No pensé en mi futuro, como decía el director general de la Inspección, sino más bien en mi pasado, en mi forma de actuar, en lo que había sido una constante en mis relaciones con el Banco de España. Si querían intervenir Banesto, yo no podía evitarlo. Lo que sí podía hacer es que ese acto, cuyas consecuencias seguirán vivas mucho tiempo, fuera asumido como lo que era: una respuesta política del Sistema. Por ello tuvo tanta razón Miguel Martín cuando le dijo al anterior consejero delegado de Banesto que lo que habían hecho era una «expropiación de poder». En tal expropiación, la «justa causa» es el interés y la utilidad del Sistema.
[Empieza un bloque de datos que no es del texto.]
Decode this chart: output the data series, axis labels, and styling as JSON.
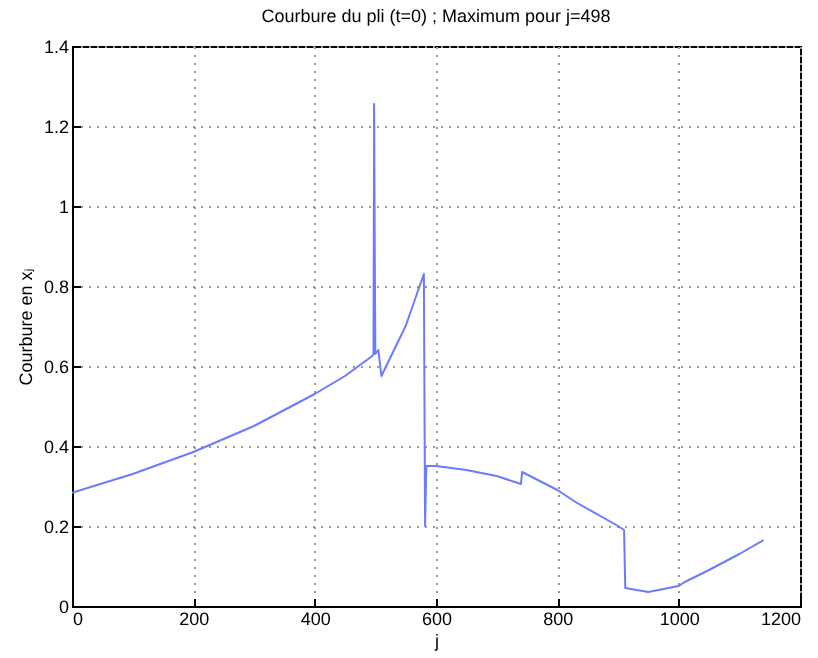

El presidente del Gobierno no había aceptado mi propuesta de una reunión con J. P. Morgan, Banco de España y yo para analizar las consecuencias políticas y económicas de las distintas alternativas. El Banco de España tampoco quiso conceder a J. P. Morgan la oportunidad que este por escrito le solicitaba. Yo no había aceptado la venta de mis acciones. Sin embargo, a pesar de todo, parece que mis argumentaciones debieron de producir algún efecto puesto que lo cierto es que me fue concedido un plazo de tres días para que, a la vista de lo expuesto, pudiera hablar con J. P. Morgan con el propósito de analizar la situación e iniciar conversaciones con los bancos españoles, eso sí, una vez que el Banco de España, de forma clara y terminante, hubo excluido de esas hipotéticas conversaciones al Banco Central Hispano y al Banco Popular, dejándolo concretado en el Banco de Santander y el BBV, aunque Miguel Martín esclareció que este último era su verdadero candidato, lo cual, por cierto, no era necesario, puesto que yo lo tenía claro cuando hablamos de la venta de mis acciones.